“Nello!” said Tito, hastily, but immediately added, in a tone of disappointment, “Ah, he has turned round. It was that tall, thin friar who is going up the steps. I wanted you to tell me if you knew aught of him?”

“One of the Frati Predicatori,” said Nello, carelessly; “you don’t expect me to know the private history of the crows.”

“I seem to remember something about his face,” said Tito. “It is an uncommon face.”

“What? you thought it might be our Fra Girolamo? Too tall; and he never shows himself in that chance way.”

“Besides, that loud-barking ‘hound of the Lord’[[1]] is not in Florence just now,” said Francesco Cei, the popular poet; “he has taken Piero de’ Medici’s hint, to carry his railing prophecies on a journey for a while.”

[1] A play on the name of the Dominicans (Domini Canes) which was accepted by themselves, and which is pictorially represented in a fresco painted for them by Simone Memmi.

“The Frate neither rails nor prophesies against any man,” said a middle-aged personage seated at the other corner of the window; “he only prophesies against vice. If you think that an attack on your poems, Francesco, it is not the Frate’s fault.”

“Ah, he’s gone into the Duomo now,” said Tito, who had watched the figure eagerly. “No, I was not under that mistake, Nello. Your Fra Girolamo has a high nose and a large under-lip. I saw him once—he is not handsome; but this man...”

“Truce to your descriptions!” said Cennini. “Hark! see! Here come the horsemen and the banners. That standard,” he continued, laying his hand familiarly on Tito’s shoulder,—“that carried on the horse with white trappings—that with the red eagle holding the green dragon between his talons, and the red lily over the eagle—is the Gonfalon of the Guelf party, and those cavaliers close round it are the chief officers of the Guelf party.
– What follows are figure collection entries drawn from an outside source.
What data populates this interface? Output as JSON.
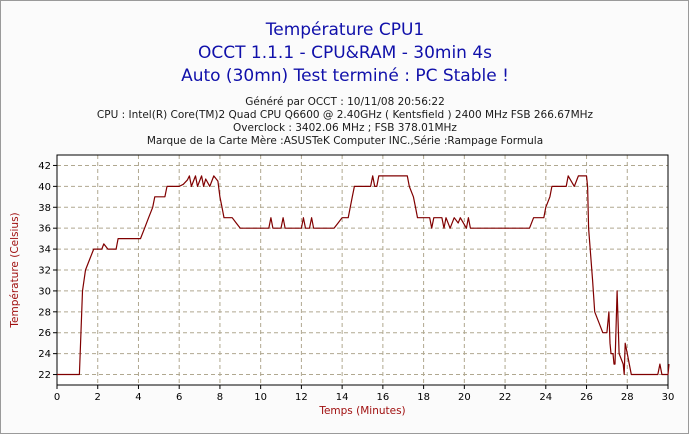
{
  "titles": {
    "line1": "Température CPU1",
    "line2": "OCCT 1.1.1 - CPU&RAM - 30min 4s",
    "line3": "Auto (30mn) Test terminé : PC Stable !"
  },
  "info": {
    "generated": "Généré par OCCT : 10/11/08 20:56:22",
    "cpu": "CPU : Intel(R) Core(TM)2 Quad CPU Q6600 @ 2.40GHz ( Kentsfield ) 2400 MHz FSB 266.67MHz",
    "overclock": "Overclock : 3402.06 MHz ; FSB 378.01MHz",
    "motherboard": "Marque de la Carte Mère :ASUSTeK Computer INC.,Série :Rampage Formula"
  },
  "colors": {
    "title": "#1010aa",
    "axis_label": "#a01010",
    "series": "#800000",
    "grid": "#b0a890",
    "plot_background": "#ffffff"
  },
  "chart_data": {
    "type": "line",
    "xlabel": "Temps (Minutes)",
    "ylabel": "Température (Celsius)",
    "xlim": [
      0,
      30
    ],
    "ylim": [
      21,
      43
    ],
    "xticks": [
      0,
      2,
      4,
      6,
      8,
      10,
      12,
      14,
      16,
      18,
      20,
      22,
      24,
      26,
      28,
      30
    ],
    "yticks": [
      22,
      24,
      26,
      28,
      30,
      32,
      34,
      36,
      38,
      40,
      42
    ],
    "grid": true,
    "grid_style": "dashed",
    "series": [
      {
        "points": [
          [
            0,
            22
          ],
          [
            1.1,
            22
          ],
          [
            1.25,
            30
          ],
          [
            1.4,
            32
          ],
          [
            1.6,
            33
          ],
          [
            1.8,
            34
          ],
          [
            2.2,
            34
          ],
          [
            2.3,
            34.5
          ],
          [
            2.5,
            34
          ],
          [
            2.9,
            34
          ],
          [
            3.0,
            35
          ],
          [
            3.4,
            35
          ],
          [
            3.6,
            35
          ],
          [
            4.0,
            35
          ],
          [
            4.1,
            35
          ],
          [
            4.3,
            36
          ],
          [
            4.5,
            37
          ],
          [
            4.7,
            38
          ],
          [
            4.8,
            39
          ],
          [
            5.3,
            39
          ],
          [
            5.4,
            40
          ],
          [
            6.0,
            40
          ],
          [
            6.2,
            40.2
          ],
          [
            6.4,
            40.6
          ],
          [
            6.5,
            41
          ],
          [
            6.6,
            40
          ],
          [
            6.8,
            41
          ],
          [
            6.9,
            40
          ],
          [
            7.1,
            41
          ],
          [
            7.2,
            40
          ],
          [
            7.3,
            40.7
          ],
          [
            7.5,
            40
          ],
          [
            7.7,
            41
          ],
          [
            7.9,
            40.5
          ],
          [
            8.0,
            39
          ],
          [
            8.1,
            38
          ],
          [
            8.2,
            37
          ],
          [
            8.6,
            37
          ],
          [
            8.8,
            36.5
          ],
          [
            9.0,
            36
          ],
          [
            10.4,
            36
          ],
          [
            10.5,
            37
          ],
          [
            10.6,
            36
          ],
          [
            11.0,
            36
          ],
          [
            11.1,
            37
          ],
          [
            11.2,
            36
          ],
          [
            12.0,
            36
          ],
          [
            12.1,
            37
          ],
          [
            12.2,
            36
          ],
          [
            12.4,
            36
          ],
          [
            12.5,
            37
          ],
          [
            12.6,
            36
          ],
          [
            13.4,
            36
          ],
          [
            13.6,
            36
          ],
          [
            13.8,
            36.5
          ],
          [
            14.0,
            37
          ],
          [
            14.3,
            37
          ],
          [
            14.5,
            39
          ],
          [
            14.6,
            40
          ],
          [
            15.4,
            40
          ],
          [
            15.5,
            41
          ],
          [
            15.6,
            40
          ],
          [
            15.7,
            40
          ],
          [
            15.8,
            41
          ],
          [
            17.2,
            41
          ],
          [
            17.3,
            40
          ],
          [
            17.5,
            39
          ],
          [
            17.6,
            38
          ],
          [
            17.7,
            37
          ],
          [
            18.3,
            37
          ],
          [
            18.4,
            36
          ],
          [
            18.5,
            37
          ],
          [
            18.9,
            37
          ],
          [
            19.0,
            36
          ],
          [
            19.1,
            37
          ],
          [
            19.3,
            36
          ],
          [
            19.5,
            37
          ],
          [
            19.7,
            36.5
          ],
          [
            19.8,
            37
          ],
          [
            20.1,
            36
          ],
          [
            20.2,
            37
          ],
          [
            20.3,
            36
          ],
          [
            20.5,
            36
          ],
          [
            23.0,
            36
          ],
          [
            23.2,
            36
          ],
          [
            23.4,
            37
          ],
          [
            23.9,
            37
          ],
          [
            24.0,
            38
          ],
          [
            24.2,
            39
          ],
          [
            24.3,
            40
          ],
          [
            25.0,
            40
          ],
          [
            25.1,
            41
          ],
          [
            25.4,
            40
          ],
          [
            25.6,
            41
          ],
          [
            25.9,
            41
          ],
          [
            26.0,
            41
          ],
          [
            26.05,
            40
          ],
          [
            26.1,
            36
          ],
          [
            26.3,
            31
          ],
          [
            26.4,
            28
          ],
          [
            26.6,
            27
          ],
          [
            26.8,
            26
          ],
          [
            27.0,
            26
          ],
          [
            27.1,
            28
          ],
          [
            27.15,
            25
          ],
          [
            27.2,
            24
          ],
          [
            27.3,
            24
          ],
          [
            27.35,
            23
          ],
          [
            27.4,
            23
          ],
          [
            27.5,
            30
          ],
          [
            27.55,
            27
          ],
          [
            27.6,
            24
          ],
          [
            27.8,
            23
          ],
          [
            27.85,
            22
          ],
          [
            27.9,
            25
          ],
          [
            28.0,
            24
          ],
          [
            28.1,
            23
          ],
          [
            28.2,
            22
          ],
          [
            29.5,
            22
          ],
          [
            29.6,
            23
          ],
          [
            29.7,
            22
          ],
          [
            30.0,
            22
          ],
          [
            30.05,
            23
          ]
        ]
      }
    ]
  }
}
That is one of our proudest banners, grumble as we may; it means the triumph of the Guelfs, which means the triumph of Florentine will, which means triumph of the popolani.”

“Nay, go on, Cennini,” said the middle-aged man, seated at the window, “which means triumph of the fat popolani over the lean, which again means triumph of the fattest popolano over those who are less fat.”